Le secteur du retail, quant à lui, a profité de la crise pour réinventer la relation client. Le recours aux chatbots a notamment explosé. Selon Keyrus, une société de conseil spécialisée dans la data, cette croissance devrait augmenter de 34% par an d’ici 2024. 

En Chine, les ventes via live streaming ont doublé en 2020 pour atteindre les 130 milliards d’euros

De la nécessité de suivre les nouveaux usages

Pour pouvoir transformer une contrainte en opportunité, les entreprises doivent, aujourd’hui, comme en 2008, prendre en compte le changement des usages. Un impératif, pour qui souhaite évoluer avec son époque et rester compétitif, dans un contexte macroéconomique difficile.

Dans le secteur de la restauration, par exemple, les habitudes d’aujourd’hui ne sont plus celles d’hier. En 2021, plus que jamais, il sera primordial, pour un restaurant, d’optimiser sa présence en ligne (avec un site internet et des réseaux sociaux à jour, un recours aux plateformes de livraison, etc). 

Selon une étude réalisée par TheFork portant sur les habitudes alimentaires en 2021, 64% des restaurateurs interrogés considèrent que les outils numériques (tels que le paiement sans contact ou l’utilisation de QR codes pour les menus) les ont aidés pendant la crise et 87% comptent continuer à les utiliser.

Si les ventes à emporter ont connu un boom pour des raisons évidentes, l’étude de The Fork fait aussi état d’un regain d’intérêt pour les questions d’éco-responsabilité. En effet, plus de 70% des personnes interrogées affirment faire attention à l’origine des produits qu’elles consomment (durable, bio…). Il importera donc, pour les restaurateurs, de porter une attention particulière à leurs fournisseurs et matières premières.

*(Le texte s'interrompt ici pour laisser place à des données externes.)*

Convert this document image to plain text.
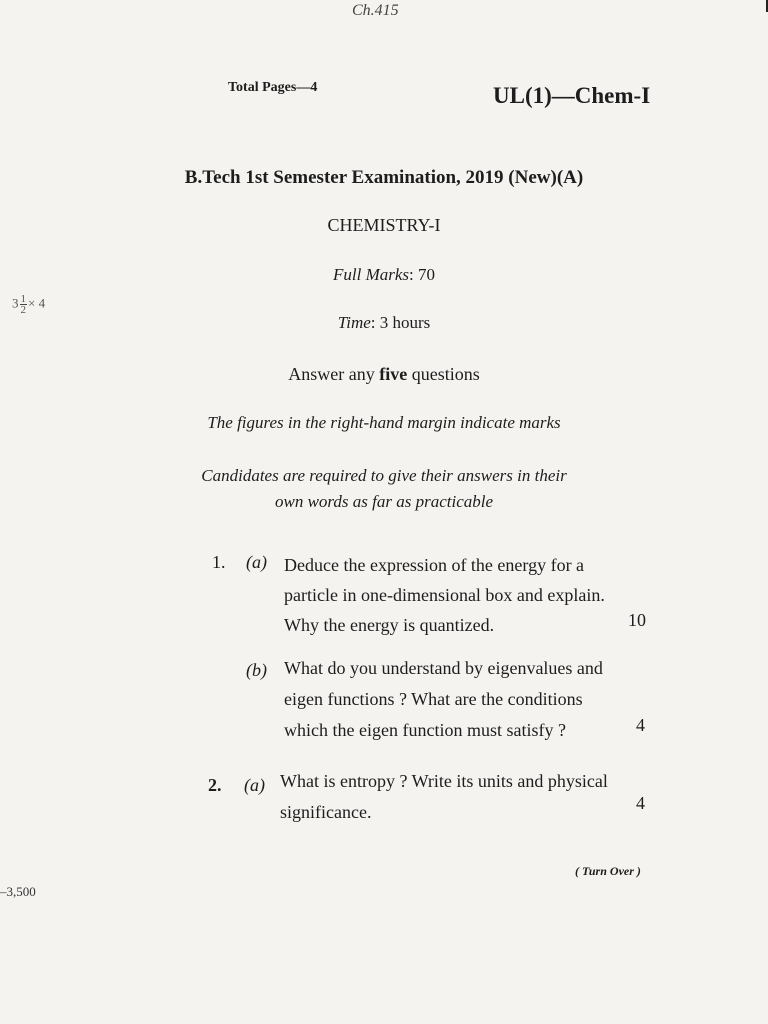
Ch.415
Total Pages—4	UL(1)—Chem-I
B.Tech 1st Semester Examination, 2019 (New)(A)
CHEMISTRY-I
Full Marks: 70
Time: 3 hours
Answer any five questions
The figures in the right-hand margin indicate marks
Candidates are required to give their answers in their
own words as far as practicable
$3 \frac{1}{2} \times 4$
1. (a) Deduce the expression of the energy for a
particle in one-dimensional box and explain.
Why the energy is quantized.	10
(b) What do you understand by eigenvalues and
eigen functions ? What are the conditions
which the eigen function must satisfy ?	4
2. (a) What is entropy ? Write its units and physical
significance.	4
( Turn Over )
–3,500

Le domaine du retail doit, lui aussi, faire des enjeux environnementaux sa priorité. Tout au long des derniers mois, les consommateurs ont manifesté leur soutien aux commerces de proximité et favorisé les circuits-courts. En effet, selon le bilan e-commerce 2020 réalisé par la Fevad, 25% des cyberacheteurs ont réalisé leurs achats sur le web auprès de leurs commerces de proximité.

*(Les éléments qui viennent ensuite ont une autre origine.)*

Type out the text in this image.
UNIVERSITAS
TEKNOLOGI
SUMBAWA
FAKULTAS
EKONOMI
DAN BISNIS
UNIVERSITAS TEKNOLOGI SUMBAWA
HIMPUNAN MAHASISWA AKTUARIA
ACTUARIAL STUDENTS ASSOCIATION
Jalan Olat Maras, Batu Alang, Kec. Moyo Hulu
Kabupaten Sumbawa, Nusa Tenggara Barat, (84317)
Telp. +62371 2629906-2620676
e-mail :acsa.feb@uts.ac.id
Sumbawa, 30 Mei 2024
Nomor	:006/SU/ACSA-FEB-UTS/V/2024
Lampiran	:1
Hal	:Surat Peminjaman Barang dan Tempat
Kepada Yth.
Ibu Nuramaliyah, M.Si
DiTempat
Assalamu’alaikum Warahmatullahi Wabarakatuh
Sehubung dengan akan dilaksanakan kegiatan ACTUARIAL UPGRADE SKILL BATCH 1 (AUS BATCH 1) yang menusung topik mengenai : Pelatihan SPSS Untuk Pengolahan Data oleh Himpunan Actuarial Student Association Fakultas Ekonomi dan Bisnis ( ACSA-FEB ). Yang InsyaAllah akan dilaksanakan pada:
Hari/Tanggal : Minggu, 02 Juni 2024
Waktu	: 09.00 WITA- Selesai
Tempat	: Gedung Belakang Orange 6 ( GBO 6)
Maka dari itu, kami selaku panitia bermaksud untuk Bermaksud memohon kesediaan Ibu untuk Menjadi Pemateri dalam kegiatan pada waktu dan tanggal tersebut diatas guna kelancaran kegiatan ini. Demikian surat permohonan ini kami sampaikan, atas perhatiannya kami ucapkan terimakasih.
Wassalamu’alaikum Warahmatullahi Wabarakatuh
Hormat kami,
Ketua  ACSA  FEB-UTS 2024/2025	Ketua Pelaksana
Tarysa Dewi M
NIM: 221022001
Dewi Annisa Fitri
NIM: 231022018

Les distributeurs doivent donc repenser leurs modes de livraison et réduire leur empreinte carbone, s’ils veulent proposer des produits en phase avec leur époque.

Des pratiques écoresponsables renforcées

Si la crise actuelle a bien un seul mérite, c’est celui d’avoir conduit à une certaine prise de conscience écologique. 

Selon une étude menée par l’agence relevanC (filiale du groupe Casino) du 13 mars au 23 juin 2020, la consommation responsable est en plein boom ! 39% des Français ont, par exemple, acheté des produits qui rémunèrent mieux les producteurs lors du confinement, ce qui représente une hausse de +18% par rapport à 2019. Sur la même période, 23% des Français ont également consommé des produits en vrac, soit une hausse de 19% VS 2019. 

Le confinement a également popularisé la tendance de la seconde main. Ainsi, entre mars et juin, la plateforme Vinted a connu une hausse de + 377 % côté nouveaux membres. De son côté, le site de revente d’articles de mode Vestiaire collective a enregistré 120% de commandes en plus durant le premier confinement, et jusqu’à +144% au mois de juin.

En conclusion

Si elle peut être éprouvante, la crise que nous traversons actuellement nous permet de repousser nos limites. Le secteur de la distribution, par exemple, a dû, dans le contexte actuel, innover, en accélérant sa transformation digitale. 

Notre consommation s’en est également trouvée changée. Les pratiques écoresponsables ont été renforcées depuis la crise. Nos achats sont plus éclairés, parfois plus éthiques et engagés… La traçabilité des produits et leur impact environnemental n’ont jamais été aussi importants qu’aujourd’hui. 

Comme l’explique Jean-François Gomez, Senior Innovation & Business Development Manager chez Microsoft France :

Dans une société qui avait comme objectif obsessionnel de tuer le hasard par la technologie ou par la règlementation, cette crise a fait ressortir notre humanité, nous a amené à côtoyer la mort mais également à aller avec audace et curiosité sur des terrains inconnus”.

Par son caractère complètement imprévisible et inéluctable, l’année 2020 nous a fait ouvrir les yeux. Tirons des leçons des crises, car elles nous forcent à nous interroger sans cesse. Bonne nouvelle : c’est lorsqu’on sort de sa zone de confort que la magie peut opérer.